Thursday, November 01, 2007
I whole-heartedly agree that, if I was going to write software as a profession, .Net and Java would probably be the better path. I can definitely appreciate the productivity benefits and ease of coding that C# and other .Net languages offer - I don't know about Java. However, I really don't want that ease. Quite frankly, I have some mental issues and, when left idle, my brain doesn't react well. I like it hard - that sounds really bad. I've conditioned myself to obsess over detail, to preserve my sanity. That's why I fundamentally need to know every last detail of how Windows is working, while my code is executing. To shine a little light on how deep it goes, I'd actually like to learn Assembly, when I grow content with C++; talk about self-torture.

Thanks Tony Edgecombe, I actually never put much thought to pouring through the ATL and MFC code, to see how Microsoft did it. That's a great suggestion.
AverageMidget Send private email
Thursday, November 01, 2007
There is nothing particularly tortuous about assembly, it's just that there are better tools these days for most uses: you can still have plenty of fun with assembly when a paycheck isn't on the line. If you really want to understand assembly, and if you have a penchant for grittiest of nitty-gritty details, you might want to consider a book on computer architecture (my favorite is "Computer Architecture, A Quantitative Approach" by Hennessey and Paterson, but it's a pretty heavy text. The same authors have a lower level book titled "Computer Organization, the Hardware/Software Interface", either of which should satisfy any reasonable desire for low level details) which will give you a full understanding of what the actual program is doing after being compiled from C, C++ or C# into a specific machine language.
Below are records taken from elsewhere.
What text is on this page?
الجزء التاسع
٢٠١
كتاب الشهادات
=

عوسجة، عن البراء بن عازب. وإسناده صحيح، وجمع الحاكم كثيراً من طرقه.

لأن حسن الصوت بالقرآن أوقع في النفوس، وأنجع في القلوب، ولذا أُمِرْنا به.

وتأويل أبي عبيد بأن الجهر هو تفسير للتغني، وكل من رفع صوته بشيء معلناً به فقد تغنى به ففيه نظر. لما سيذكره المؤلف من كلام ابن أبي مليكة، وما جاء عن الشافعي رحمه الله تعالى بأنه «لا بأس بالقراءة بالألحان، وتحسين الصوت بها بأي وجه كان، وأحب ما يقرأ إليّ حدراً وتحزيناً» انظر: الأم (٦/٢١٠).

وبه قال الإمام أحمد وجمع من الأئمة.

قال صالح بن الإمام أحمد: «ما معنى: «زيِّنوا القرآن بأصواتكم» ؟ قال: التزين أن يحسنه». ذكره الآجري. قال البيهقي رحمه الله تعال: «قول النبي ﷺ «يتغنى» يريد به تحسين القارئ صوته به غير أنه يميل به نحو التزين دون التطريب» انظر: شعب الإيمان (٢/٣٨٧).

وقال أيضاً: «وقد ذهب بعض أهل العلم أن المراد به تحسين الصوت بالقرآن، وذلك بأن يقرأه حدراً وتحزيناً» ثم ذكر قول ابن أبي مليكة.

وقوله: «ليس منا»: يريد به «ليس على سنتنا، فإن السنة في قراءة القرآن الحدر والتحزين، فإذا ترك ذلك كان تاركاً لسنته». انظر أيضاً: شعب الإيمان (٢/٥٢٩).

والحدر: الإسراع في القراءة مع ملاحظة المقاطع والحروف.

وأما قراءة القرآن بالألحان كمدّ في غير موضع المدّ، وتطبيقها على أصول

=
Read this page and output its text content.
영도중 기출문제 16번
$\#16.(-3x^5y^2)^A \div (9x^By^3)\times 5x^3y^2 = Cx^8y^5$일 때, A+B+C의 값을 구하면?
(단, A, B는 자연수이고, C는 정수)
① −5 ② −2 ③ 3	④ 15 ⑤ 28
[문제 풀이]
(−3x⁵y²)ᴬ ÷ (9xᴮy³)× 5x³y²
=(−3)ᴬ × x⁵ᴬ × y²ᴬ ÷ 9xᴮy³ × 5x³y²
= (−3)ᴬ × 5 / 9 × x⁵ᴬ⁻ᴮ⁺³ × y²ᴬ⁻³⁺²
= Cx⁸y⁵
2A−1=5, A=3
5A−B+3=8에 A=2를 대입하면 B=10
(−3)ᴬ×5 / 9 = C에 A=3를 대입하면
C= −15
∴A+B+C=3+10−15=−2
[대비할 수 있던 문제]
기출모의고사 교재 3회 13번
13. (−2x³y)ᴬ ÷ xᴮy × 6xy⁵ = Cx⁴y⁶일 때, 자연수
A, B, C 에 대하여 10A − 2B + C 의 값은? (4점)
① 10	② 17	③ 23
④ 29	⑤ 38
We professionals often, I think, forget that people can be interested in programming and computers as a hobby. If you are a computer hobbyist you're concerns are entirely different than the those of a working professional. As a hobbiest you are free to persue topics purely for your own enjoyment, regardless of applicability or earning potential.
Jeffrey Dutky Send private email
Thursday, November 01, 2007
My first instinct is to agree with a few peeps in saying starting off, I would suggest a "higher level" language but unfortunately having your requirement of needing to know the low level details makes it difficult.

However the application stack goes even further. Your going to have to dive into the OS level calls, drivers, and network layer.

If you get into Java, C# or any JIT stuff you can get into learning the actual intermediate code :)

Theres other GUI kits available for C++ like

Im a C# guy but those are the two free libraries I always here about.
Anon cause I fear the real world
Thursday, November 01, 2007
For low level stuff, check out books by Randall Hyde.  Hang around if you have time & you will learn a lot.